Khrista McCarden of Tulane University Law School presented her article in progress on Private Operating Foundation Reform & J. Paul Getty. She argues that private operating foundations that operate as art museums are too often providing little in the way of public benefits because they tend to systematically exclude lower income and minority populations. She also believes these private operating foundations are particularly subject to self-dealing abuses that neither the IRS nor states attorney general respond to in an appropriate way.
Finally, Ray D. Madoff, of Boston College Law School, presented her article in progress The Five Percent Fig Leaf examines some of what she perceives as the failure of the private foundation regime to ensure an appropriate payout amount of five percent from private foundations. She argues the allowance of three types of expenditures to count towards payout is too lenient: administrative expenses (that allow donor children to be paid well into the future for often little work), payments to donor advised funds, and PRIs.
There was active questioning and participation from the audience.
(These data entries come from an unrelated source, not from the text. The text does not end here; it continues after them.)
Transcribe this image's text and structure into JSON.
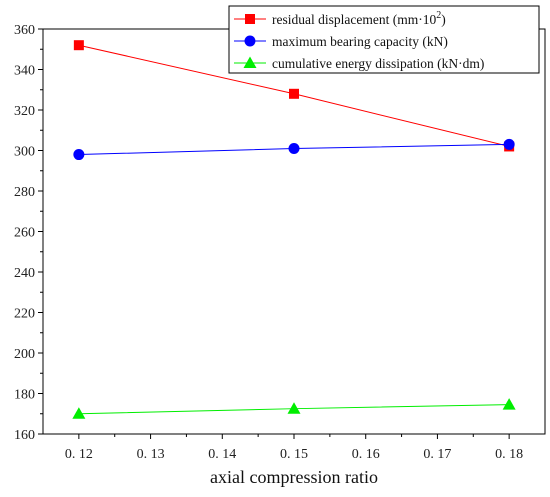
{
  "chart_data": {
    "type": "line",
    "xlabel": "axial compression ratio",
    "ylabel": "",
    "x": [
      0.12,
      0.15,
      0.18
    ],
    "xlim": [
      0.115,
      0.185
    ],
    "xticks": [
      "0. 12",
      "0. 13",
      "0. 14",
      "0. 15",
      "0. 16",
      "0. 17",
      "0. 18"
    ],
    "ylim": [
      160,
      360
    ],
    "yticks": [
      "160",
      "180",
      "200",
      "220",
      "240",
      "260",
      "280",
      "300",
      "320",
      "340",
      "360"
    ],
    "grid": false,
    "legend_placement": "top-right",
    "series": [
      {
        "name": "residual displacement (mm·10",
        "name_sup": "2",
        "name_tail": ")",
        "marker": "square",
        "color": "#ff0000",
        "values": [
          352,
          328,
          302
        ]
      },
      {
        "name": "maximum bearing capacity (kN)",
        "marker": "circle",
        "color": "#0000ff",
        "values": [
          298,
          301,
          303
        ]
      },
      {
        "name": "cumulative energy dissipation (kN·dm)",
        "marker": "triangle",
        "color": "#00ee00",
        "values": [
          170,
          172.5,
          174.5
        ]
      }
    ]
  }
}
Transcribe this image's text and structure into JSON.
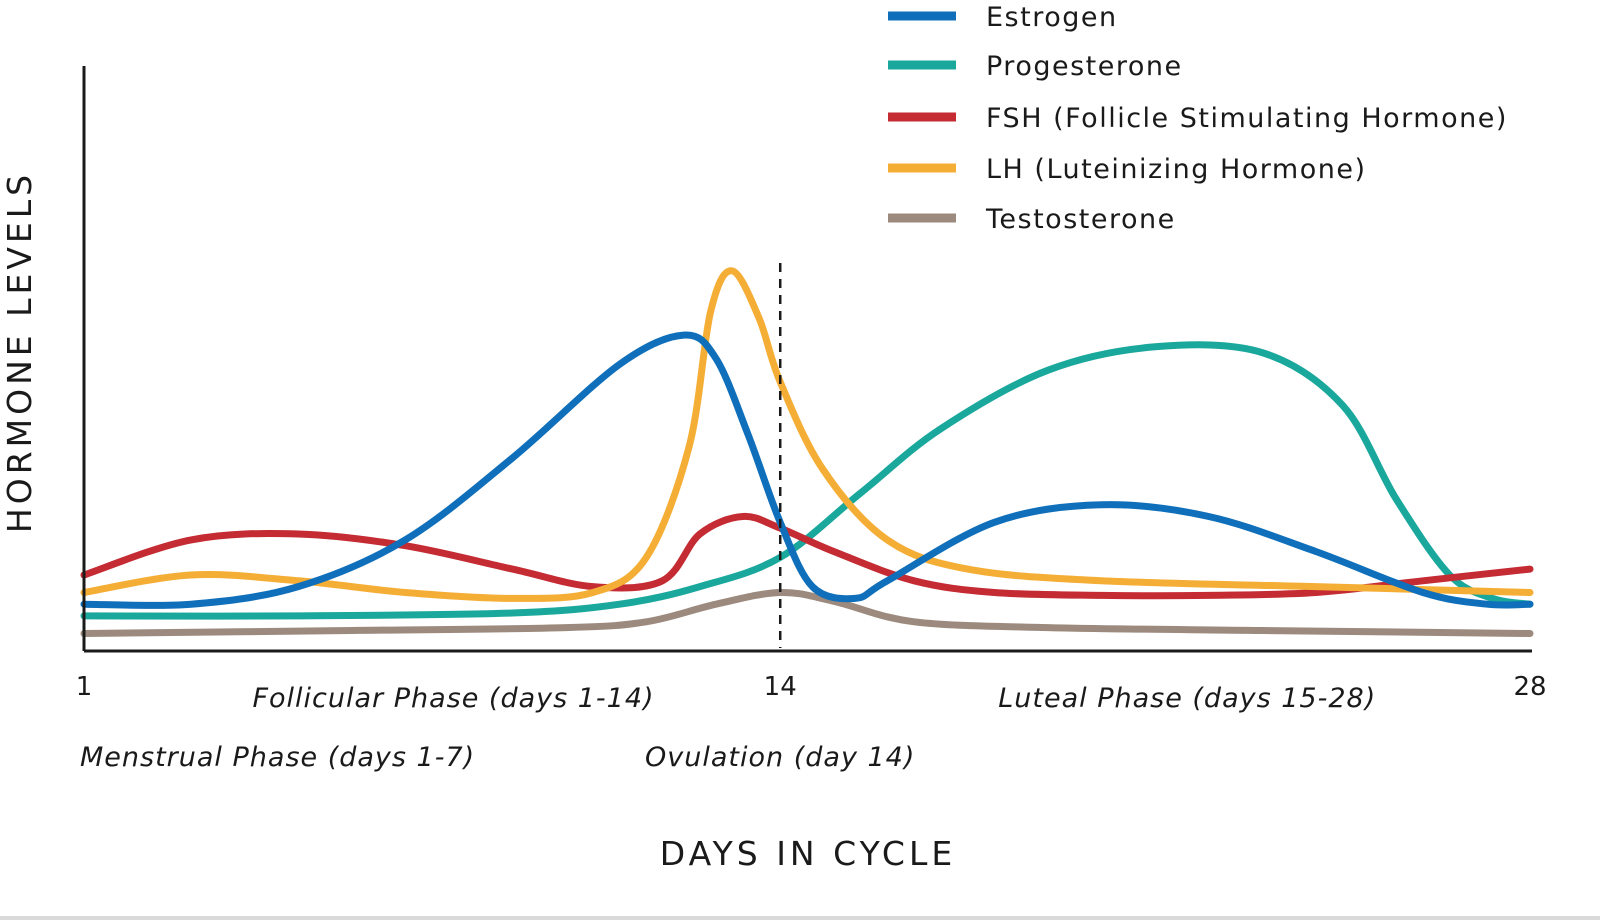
{
  "chart_data": {
    "type": "line",
    "title": "",
    "xlabel": "DAYS IN CYCLE",
    "ylabel": "HORMONE LEVELS",
    "xlim": [
      1,
      28
    ],
    "ylim": [
      0,
      10
    ],
    "grid": false,
    "legend_position": "top-right",
    "x_ticks": [
      "1",
      "14",
      "28"
    ],
    "x_tick_values": [
      1,
      14,
      28
    ],
    "ovulation_marker_day": 14,
    "phase_labels": [
      {
        "text": "Follicular Phase (days 1-14)",
        "day": 7.9,
        "row": 1
      },
      {
        "text": "Luteal Phase (days 15-28)",
        "day": 21.6,
        "row": 1
      },
      {
        "text": "Menstrual Phase (days 1-7)",
        "day": 1,
        "row": 2
      },
      {
        "text": "Ovulation (day 14)",
        "day": 14,
        "row": 2
      }
    ],
    "series": [
      {
        "name": "Estrogen",
        "color": "#0f6fba",
        "points": [
          [
            1,
            0.8
          ],
          [
            3,
            0.8
          ],
          [
            5,
            1.1
          ],
          [
            7,
            1.9
          ],
          [
            9,
            3.3
          ],
          [
            11,
            4.9
          ],
          [
            12.2,
            5.4
          ],
          [
            12.8,
            5.0
          ],
          [
            13.4,
            3.7
          ],
          [
            14,
            2.2
          ],
          [
            14.6,
            1.1
          ],
          [
            15.4,
            0.9
          ],
          [
            16,
            1.2
          ],
          [
            18,
            2.2
          ],
          [
            20,
            2.5
          ],
          [
            22,
            2.3
          ],
          [
            24,
            1.7
          ],
          [
            26,
            1.0
          ],
          [
            27.2,
            0.8
          ],
          [
            28,
            0.8
          ]
        ]
      },
      {
        "name": "Progesterone",
        "color": "#1aa89c",
        "points": [
          [
            1,
            0.6
          ],
          [
            5,
            0.6
          ],
          [
            9,
            0.65
          ],
          [
            11,
            0.8
          ],
          [
            12.5,
            1.1
          ],
          [
            14,
            1.6
          ],
          [
            15.5,
            2.7
          ],
          [
            17,
            3.8
          ],
          [
            19,
            4.8
          ],
          [
            21,
            5.2
          ],
          [
            23,
            5.1
          ],
          [
            24.5,
            4.2
          ],
          [
            25.5,
            2.6
          ],
          [
            26.5,
            1.3
          ],
          [
            27.3,
            0.9
          ],
          [
            28,
            0.8
          ]
        ]
      },
      {
        "name": "FSH (Follicle Stimulating Hormone)",
        "color": "#c42b33",
        "points": [
          [
            1,
            1.3
          ],
          [
            3,
            1.9
          ],
          [
            5,
            2.0
          ],
          [
            7,
            1.8
          ],
          [
            9,
            1.4
          ],
          [
            10.5,
            1.1
          ],
          [
            11.8,
            1.2
          ],
          [
            12.5,
            2.0
          ],
          [
            13.3,
            2.3
          ],
          [
            14,
            2.1
          ],
          [
            15,
            1.7
          ],
          [
            16.5,
            1.2
          ],
          [
            18,
            1.0
          ],
          [
            20,
            0.95
          ],
          [
            22,
            0.95
          ],
          [
            24,
            1.0
          ],
          [
            26,
            1.2
          ],
          [
            28,
            1.4
          ]
        ]
      },
      {
        "name": "LH (Luteinizing Hormone)",
        "color": "#f5ae35",
        "points": [
          [
            1,
            1.0
          ],
          [
            3,
            1.3
          ],
          [
            5,
            1.2
          ],
          [
            7,
            1.0
          ],
          [
            9,
            0.9
          ],
          [
            10.5,
            1.0
          ],
          [
            11.5,
            1.6
          ],
          [
            12.3,
            3.5
          ],
          [
            12.7,
            5.8
          ],
          [
            13.1,
            6.5
          ],
          [
            13.6,
            5.7
          ],
          [
            14,
            4.6
          ],
          [
            14.8,
            3.1
          ],
          [
            16,
            1.9
          ],
          [
            17.5,
            1.4
          ],
          [
            20,
            1.2
          ],
          [
            24,
            1.1
          ],
          [
            28,
            1.0
          ]
        ]
      },
      {
        "name": "Testosterone",
        "color": "#9c8a7e",
        "points": [
          [
            1,
            0.3
          ],
          [
            6,
            0.35
          ],
          [
            10,
            0.4
          ],
          [
            11.5,
            0.5
          ],
          [
            12.8,
            0.8
          ],
          [
            14,
            1.0
          ],
          [
            15,
            0.85
          ],
          [
            16.5,
            0.5
          ],
          [
            19,
            0.4
          ],
          [
            23,
            0.35
          ],
          [
            28,
            0.3
          ]
        ]
      }
    ]
  }
}
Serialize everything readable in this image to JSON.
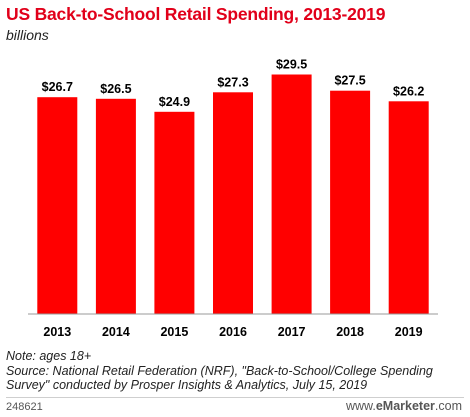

These issues clearly resonate at a high level of society. These papers will be published in the Pittsburgh Tax Review in Spring 2020 along with two other papers by Ellen P. Aprill and James J. Fishman The five papers were presented at the University of Pittsburgh on November 1, 2020 as part of a symposium.
Next years AALS will be in San Francisco. I will be the chair this coming year and would be interested in any thoughts on panel ideas for next years session. The theme of the general conference is the Power of Words. Also very interested in highlighting new professors in the field. Would love to put together a new voices panel in addition to a regular panel.